Beyond their sensory functions, some setae have others particularities. This is the case of a silk called in English "clavate seta". Some species of springtails have it, such as the Tomocerus, for example. The image below shows the implantation of one of these bristles on the pretarsus of a Tomocerus vulgaris. The function of this silk is to allow the springtail to fix its position. If the use of such a silk is not very critical on a plant substrate or one with roughness, it is not the same when the springtail lands, after a jump, on a smooth surface. Indeed, the extremities of its legs (claw + empodium), hard and sharp, do not allow it to stabilize itself in contact with such a support and it would have a good chance of slipping.
For this, the "clavate setae" have a flared end that carries a complex microstructure with high-performance adhesive properties. Therefore, including on a surface such as glass, the springtail can attach itself when landing a jump.

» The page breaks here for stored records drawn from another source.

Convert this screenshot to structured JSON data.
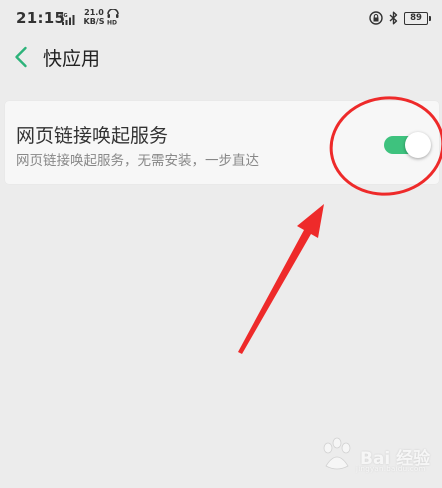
{
  "status_bar": {
    "time": "21:15",
    "network_badge": "4G",
    "net_speed_value": "21.0",
    "net_speed_unit": "KB/S",
    "hd_badge": "HD",
    "battery": "89"
  },
  "header": {
    "title": "快应用"
  },
  "setting": {
    "title": "网页链接唤起服务",
    "description": "网页链接唤起服务，无需安装，一步直达",
    "enabled": true
  },
  "watermark": {
    "text": "Bai 经验",
    "subtext": "jingyan.baidu.com"
  },
  "colors": {
    "toggle_on": "#3ec27e",
    "back_arrow": "#2db37a",
    "annotation": "#ee2a2a"
  },
  "icons": {
    "back": "chevron-left-icon",
    "signal": "signal-bars-icon",
    "hd": "hd-voice-icon",
    "lock": "rotation-lock-icon",
    "bluetooth": "bluetooth-icon",
    "battery": "battery-icon"
  }
}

Note: It may be noted that the collophore (ventral tube) has, among other things, similar properties that also ensure the stabilization of the springtail (see here)
In taxonomy, due to their specific distribution and their variable density, the setae are the subject of studies allowing or helping to characterize the species. We can therefore consider that the bristles of springtails, through their wide morphological palette and their various capacities (we find them just as operational as in their distant cousins, insects and arachnids) play a major role in their sensory potential, probably well more important than their eyesight, whose organs (ocelli/eye patches) are generally poorly developed, atrophied or even absent.
1: Elements of the beginning of the article and adapted figures of: Animal Physiology - Raymond Gilles. Publisher: De Boek & Larcier s.a. Brussels (2006)
Photos and movie © Philippe Garcelon.